Peut-on lire un livre et n'en rien retenir dès l'instant qui suit le moment où l'on tourne la dernière page? Je ne le croyais pas.
C'est pourtant ce qui vient de m'arriver avec Un Homme disparaît, de Jean-Bertrand Pontalis. Attiré à la fois par le nom d'un auteur que j'apprécie particulièrement et par la première de couverture de Folio qui présente le fameux Homme qui marche d'Alberto Giacometti, je l'ai tout de suite placé près de mon lit, comptant le lire rapidement. Ce que j'ai fait.
Eh bien, je ne peux en parler l'ayant terminé. M'a-t-il déplu à ce point? Pas du tout, bien au contraire. Mais en le lisant les phrases de Pontalis, les épisodes évoqués me faisaient à chaque instant dévier vers le rêve ou vers une réalité connue dans mon passé et dont le souvenir était ravivé à cette lecture, lecture que, même en rêvant ou en me souvenant, je n'interromps pas, étant, hélas, capable de lire et de penser à tout autre chose pendant ce temps. Alors, bien sûr, je relisais le passage en question, me forçant à un peu plus de concentration et, à chaque fois, mon esprit immédiatement s'envolait par un mot sur une autre planète.
J'ai bien vite fini ce petit ouvrage de cent quarante pages, plus romanesque que les autres livres de Pontalis mais je ne peux maintenant défaire l'inextricable fouillis de ce qui appartient à l'auteur et de ce que j'ai rêvé, fantasme ou souvenir. Je le reprendrai sans doute plus tard mais pas maintenant car l'identique se reproduirait.

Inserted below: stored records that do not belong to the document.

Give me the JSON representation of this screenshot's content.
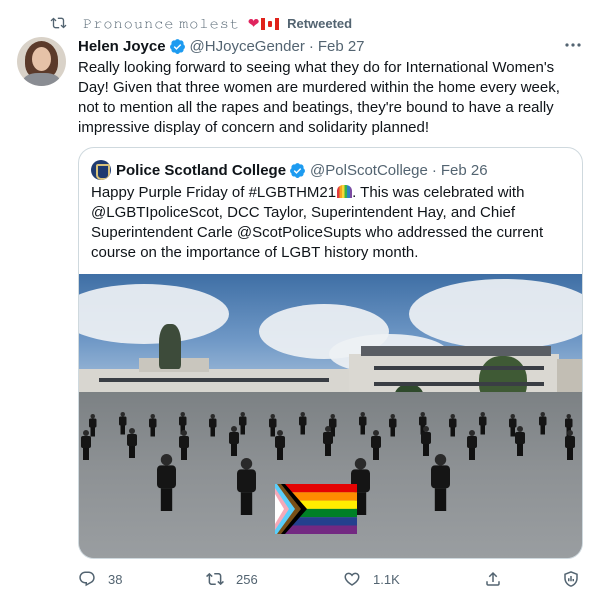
{
  "retweet": {
    "icon": "retweet-icon",
    "name": "𝙿𝚛𝚘𝚗𝚘𝚞𝚗𝚌𝚎 𝚖𝚘𝚕𝚎𝚜𝚝",
    "label": "Retweeted"
  },
  "tweet": {
    "author_name": "Helen Joyce",
    "handle": "@HJoyceGender",
    "separator": "·",
    "date": "Feb 27",
    "text": "Really looking forward to seeing what they do for International Women's Day! Given that three women are murdered within the home every week, not to mention all the rapes and beatings, they're bound to have a really impressive display of concern and solidarity planned!"
  },
  "quote": {
    "author_name": "Police Scotland College",
    "handle": "@PolScotCollege",
    "separator": "·",
    "date": "Feb 26",
    "text_before": "Happy Purple Friday of #LGBTHM21",
    "text_after": ".  This was celebrated with @LGBTIpoliceScot, DCC Taylor, Superintendent Hay, and Chief Superintendent Carle @ScotPoliceSupts who addressed the current course on the importance of LGBT history month."
  },
  "actions": {
    "reply_count": "38",
    "retweet_count": "256",
    "like_count": "1.1K"
  },
  "colors": {
    "verified": "#1d9bf0",
    "muted": "#536471",
    "heart": "#e0245e",
    "border": "#cfd9de"
  }
}
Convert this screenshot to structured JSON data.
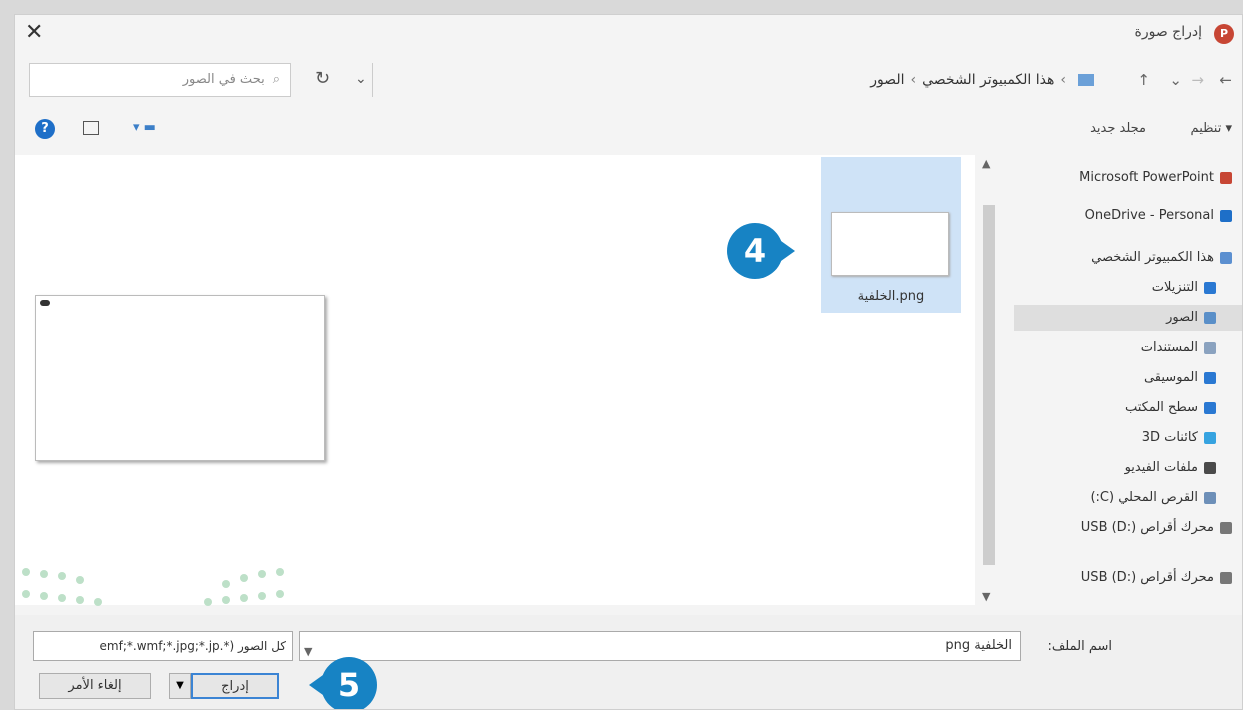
{
  "window": {
    "title": "إدراج صورة",
    "app_icon": "powerpoint-icon",
    "close_glyph": "✕"
  },
  "address": {
    "back": "←",
    "forward": "→",
    "recent": "⌄",
    "up": "↑",
    "path": [
      "هذا الكمبيوتر الشخصي",
      "الصور"
    ],
    "separator": "›",
    "dropdown": "⌄",
    "refresh": "↻",
    "search_placeholder": "بحث في الصور",
    "search_icon": "⌕"
  },
  "toolbar": {
    "organize": "تنظيم ▾",
    "new_folder": "مجلد جديد",
    "help": "?",
    "view_chevron": "▾"
  },
  "sidebar": {
    "items": [
      {
        "label": "Microsoft PowerPoint",
        "icon": "powerpoint-icon",
        "color": "#c74634"
      },
      {
        "label": "OneDrive - Personal",
        "icon": "cloud-icon",
        "color": "#1e6fc8"
      },
      {
        "label": "هذا الكمبيوتر الشخصي",
        "icon": "computer-icon",
        "color": "#5b8fd0"
      },
      {
        "label": "التنزيلات",
        "icon": "download-icon",
        "color": "#2a78d2"
      },
      {
        "label": "الصور",
        "icon": "pictures-icon",
        "color": "#5a8fc8",
        "selected": true
      },
      {
        "label": "المستندات",
        "icon": "document-icon",
        "color": "#8aa2bf"
      },
      {
        "label": "الموسيقى",
        "icon": "music-icon",
        "color": "#2a78d2"
      },
      {
        "label": "سطح المكتب",
        "icon": "desktop-icon",
        "color": "#2a78d2"
      },
      {
        "label": "كائنات 3D",
        "icon": "cube-icon",
        "color": "#36a3e0"
      },
      {
        "label": "ملفات الفيديو",
        "icon": "video-icon",
        "color": "#4a4a4a"
      },
      {
        "label": "القرص المحلي (C:)",
        "icon": "drive-icon",
        "color": "#6d8fb8"
      },
      {
        "label": "محرك أقراص USB (D:)",
        "icon": "usb-drive-icon",
        "color": "#777777"
      },
      {
        "label": "محرك أقراص USB (D:)",
        "icon": "usb-drive-icon",
        "color": "#777777"
      }
    ]
  },
  "files": {
    "selected_file": "الخلفية.png"
  },
  "badges": {
    "step4": "4",
    "step5": "5",
    "color": "#1783c4"
  },
  "footer": {
    "filename_label": "اسم الملف:",
    "filename_value": "الخلفية png",
    "filter_value": "كل الصور (*.emf;*.wmf;*.jpg;*.jp",
    "insert": "إدراج",
    "cancel": "إلغاء الأمر"
  }
}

Le wisky du soir a remplacé le sirop de cassis du goûter mais j'ai la même surprise joyeuse à retrouver ma petite table près de la fenêtre qu'autrefois ma bêche rouillée et ma bicyclette à roue fixe.
A roue fixe: étrange alliance de mots, si étrange, si absurde que je me demande en les écrivant si je ne fais pas erreur, mais qui dit bien ce qui nous rend certains lieux si précieux et leur assure, en dépit de tout, une existence inaltérable. Avec eux, grâce à eux, ce qui bouge et ce qui demeure vont de pair. Nous sommes très exigeants: il nous faut la roue pour nous entraîner et le fixe pour assurer une permanence, nous voulons l'aérien et le terrestre, l'emportement du vent et l'eau qui porte, nous n'aspirons pas à l'amour qui, prétendant nous combler, une fois pour toutes, mettrait fin à tout mouvement mais à celui auquel il est bon de croire pour avoir une chance de le connaître, cet amour qui au long des jours et des nuits renouvelle le don de vie.